The foreign funding debate is not about NGO financial matters but about the identity of those who provide funds (that is, organizations located in the West) and Egypt’s relationship with them.3 The foreign funding debate constitutes a discourse largely promoted by Egyptian civil society for controlling Egyptian human rights NGOs and regulating their relations with the West. In this sense, the foreign funding debate does not reflect an objective reality about NGOs and foreign funding. It is not based on rigorous, empirical observation of the impact of foreign funding on NGO operations. Rather, it represents a dominant way of thinking about or interpreting Egypt’s relations with the West. Nevertheless, this discourse not only operates in the realm of ideas about Egypt and the West but also shapes the real practices of the state and civil soci?ety toward Egyptian NGOs, thereby illustrating the link between discourse and power.4
Representations of and attitudes toward Egypt’s relations with the West have been shaped by more than two hundred years of encounters between the Occident and Orient, particularly by the experience of the French and British occupation of Egypt.
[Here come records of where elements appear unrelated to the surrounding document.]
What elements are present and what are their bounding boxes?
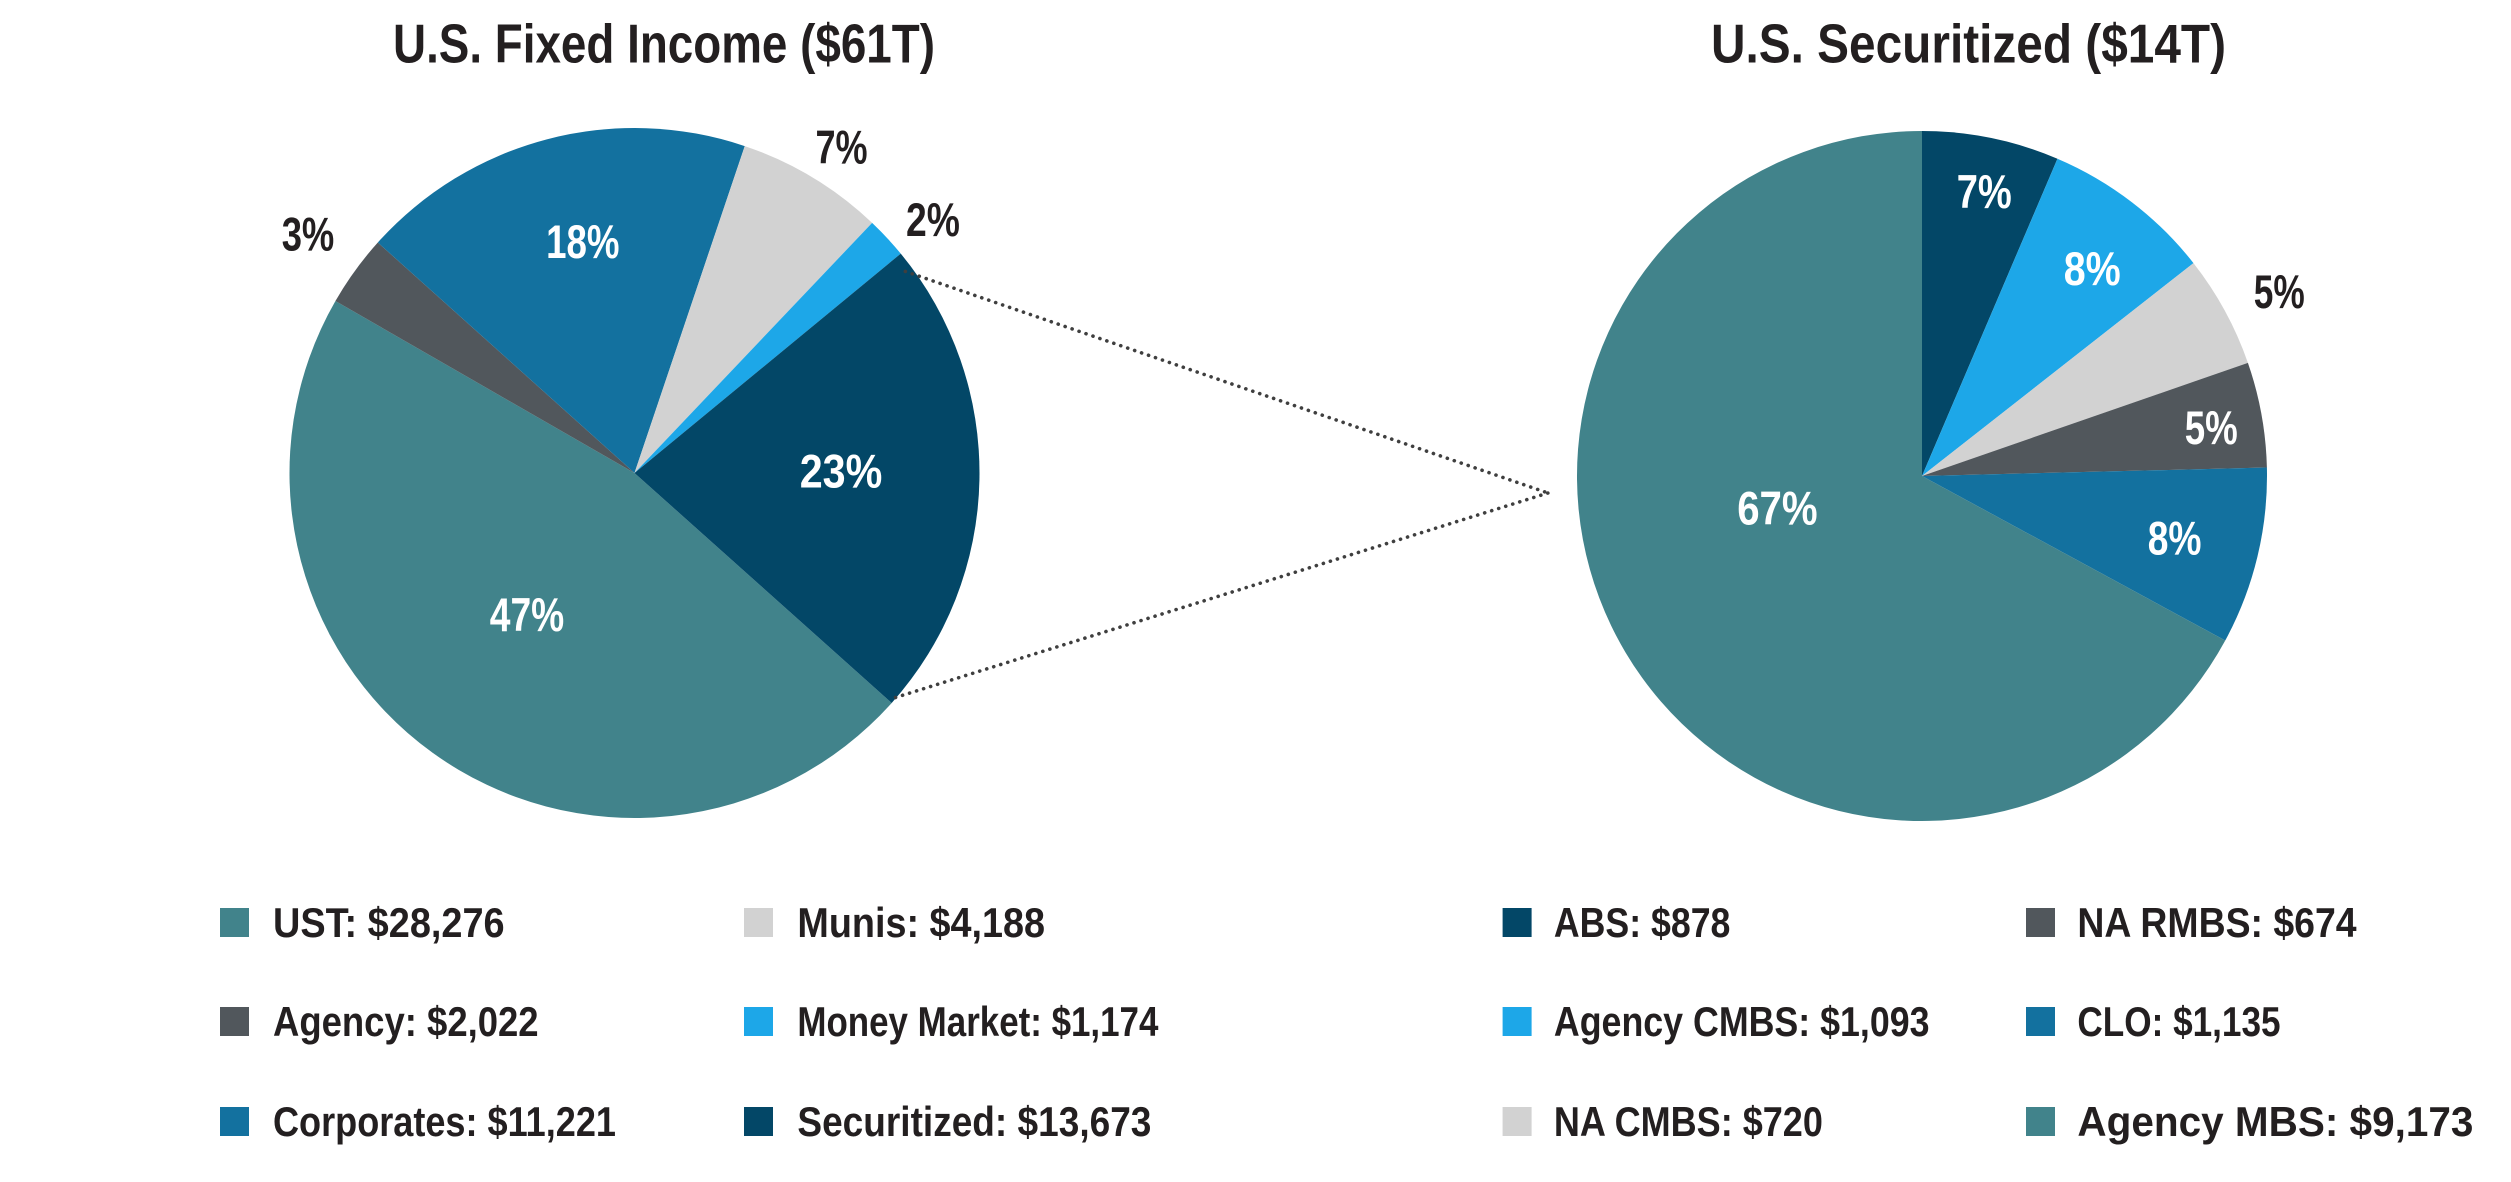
svg-text:Munis: $4,188: Munis: $4,188 bbox=[797, 899, 1045, 946]
svg-text:NA CMBS: $720: NA CMBS: $720 bbox=[1554, 1098, 1823, 1145]
svg-text:Corporates: $11,221: Corporates: $11,221 bbox=[273, 1098, 616, 1145]
svg-text:Money Market: $1,174: Money Market: $1,174 bbox=[797, 998, 1159, 1045]
svg-text:3%: 3% bbox=[282, 208, 335, 261]
svg-text:47%: 47% bbox=[490, 589, 564, 642]
svg-text:5%: 5% bbox=[2254, 266, 2305, 319]
svg-text:U.S. Fixed Income ($61T): U.S. Fixed Income ($61T) bbox=[393, 13, 935, 75]
svg-text:CLO: $1,135: CLO: $1,135 bbox=[2077, 998, 2280, 1045]
svg-text:2%: 2% bbox=[906, 194, 960, 247]
svg-text:8%: 8% bbox=[2064, 243, 2121, 296]
svg-text:UST: $28,276: UST: $28,276 bbox=[273, 899, 505, 946]
svg-text:67%: 67% bbox=[1737, 482, 1817, 535]
svg-text:7%: 7% bbox=[815, 121, 867, 174]
svg-text:U.S. Securitized ($14T): U.S. Securitized ($14T) bbox=[1711, 13, 2226, 75]
svg-text:Agency MBS: $9,173: Agency MBS: $9,173 bbox=[2077, 1098, 2473, 1145]
svg-text:5%: 5% bbox=[2185, 402, 2238, 455]
svg-text:7%: 7% bbox=[1957, 166, 2012, 219]
svg-text:Agency: $2,022: Agency: $2,022 bbox=[273, 998, 539, 1045]
svg-text:23%: 23% bbox=[800, 446, 883, 499]
svg-text:NA RMBS: $674: NA RMBS: $674 bbox=[2077, 899, 2357, 946]
svg-text:8%: 8% bbox=[2148, 512, 2202, 565]
svg-text:Agency CMBS: $1,093: Agency CMBS: $1,093 bbox=[1554, 998, 1930, 1045]
svg-text:18%: 18% bbox=[546, 216, 619, 269]
svg-text:Securitized: $13,673: Securitized: $13,673 bbox=[797, 1098, 1151, 1145]
svg-text:ABS: $878: ABS: $878 bbox=[1554, 899, 1731, 946]
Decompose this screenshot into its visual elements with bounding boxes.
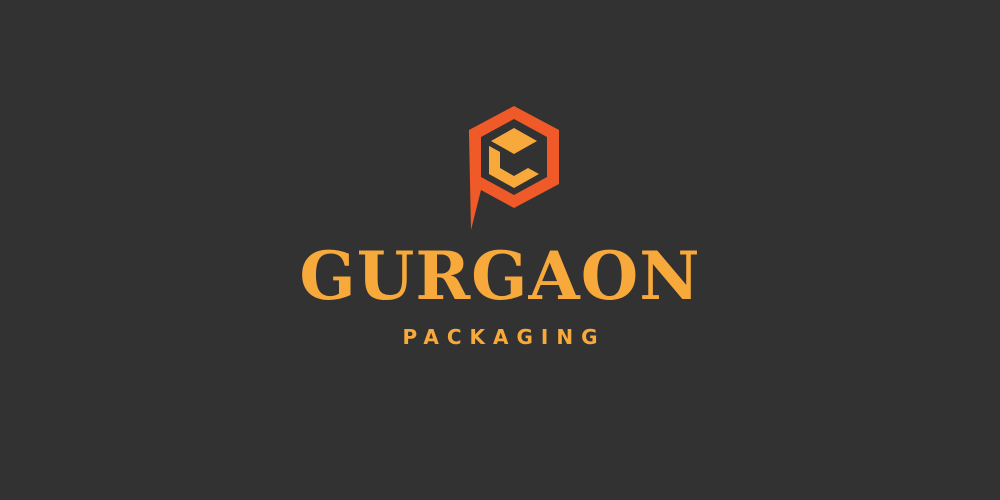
brand-name: GURGAON [299,237,701,315]
brand-tagline: PACKAGING [402,325,606,349]
hexagon-pin-box-logo-icon [469,106,559,230]
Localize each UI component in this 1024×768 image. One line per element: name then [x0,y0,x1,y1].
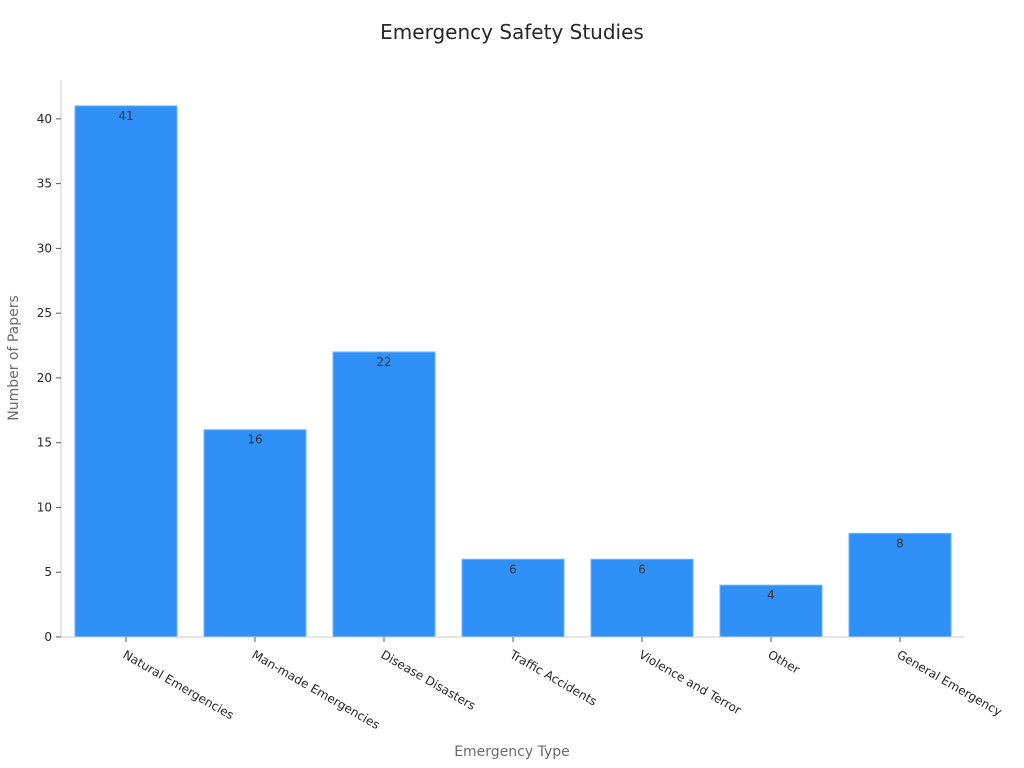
bar-value-label: 6 [638,562,646,576]
y-tick-label: 25 [37,306,52,320]
bar [719,584,823,638]
bar-value-label: 8 [896,536,904,550]
y-tick-label: 10 [37,500,52,514]
y-tick-label: 35 [37,177,52,191]
bars-group: 41 16 22 6 6 4 8 [74,105,952,638]
y-axis: 0 5 10 15 20 25 30 35 40 [37,80,62,644]
x-tick-label: Man-made Emergencies [250,647,383,732]
bar-value-label: 6 [509,562,517,576]
bar [461,558,565,638]
x-tick-label: Natural Emergencies [121,647,237,722]
chart-title: Emergency Safety Studies [380,20,644,44]
bar-value-label: 16 [247,433,262,447]
bar [203,429,307,638]
bar [332,351,436,638]
bar-value-label: 22 [376,355,391,369]
x-tick-label: Disease Disasters [379,647,478,712]
y-axis-title: Number of Papers [6,295,22,421]
y-tick-label: 30 [37,241,52,255]
y-tick-label: 15 [37,436,52,450]
bar [590,558,694,638]
x-tick-label: Other [766,647,803,676]
y-tick-label: 40 [37,112,52,126]
x-axis: Natural Emergencies Man-made EmergenciesD… [61,636,1005,732]
y-tick-label: 0 [44,630,52,644]
x-tick-label: Violence and Terror [637,647,744,717]
y-tick-label: 20 [37,371,52,385]
bar [848,532,952,638]
bar [74,105,178,638]
y-tick-label: 5 [44,565,52,579]
x-tick-label: General Emergency [895,647,1005,719]
x-axis-title: Emergency Type [454,744,570,760]
bar-value-label: 41 [118,109,133,123]
bar-value-label: 4 [767,588,775,602]
x-tick-label: Traffic Accidents [507,647,600,709]
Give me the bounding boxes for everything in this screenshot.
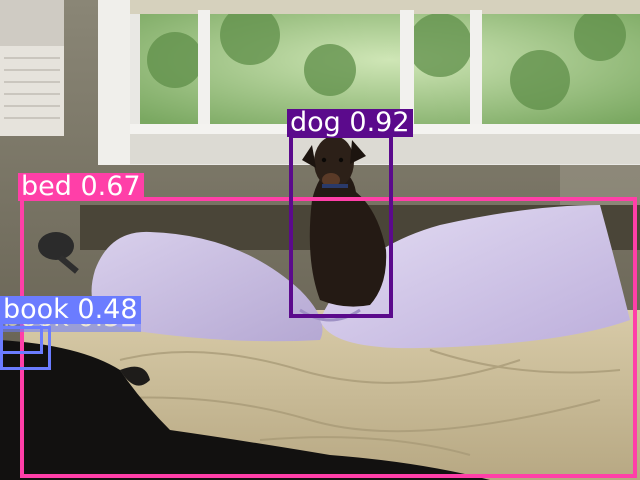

Anticolonial resistance in Egypt (and other colonies) was constructed around an identity that celebrated the supposedly inherent cultural and moral differences between the colonized and the colonizers.5 While the construction of essentialized difference was a tool of empowerment during the struggle against colonialism, today it has become a mechanism of authoritarian politics. The continued desire to maintain the boundaries between ‘‘us’’ and ‘‘them’’ and to perceive everything Western as a threat leads to a situation in which civil society condemns those who transgress the boundaries in the name of protecting the nation-state. Human rights NGOs that have forged links with organizations in the West have become a target of such condemnation, and the foreign funding debate represents a means of disciplining them.
This chapter identifies the principal trends within the foreign funding debate in Egypt. I will demonstrate how, despite the apparent variety of positions, they all adhere to the internal logic of the binary division separating Egypt from the West and the role of Egyptian civil society in maintaining this division in order to resist ‘‘dangerous’’ Western influences. Even those who seek to defend foreign funding, frame their arguments within this logic. In light of the dangers of reproducing essentialized differences between Egypt and the West, in the final section I argue for a deconstruction of the binary oppositions that give meaning to the foreign funding debate.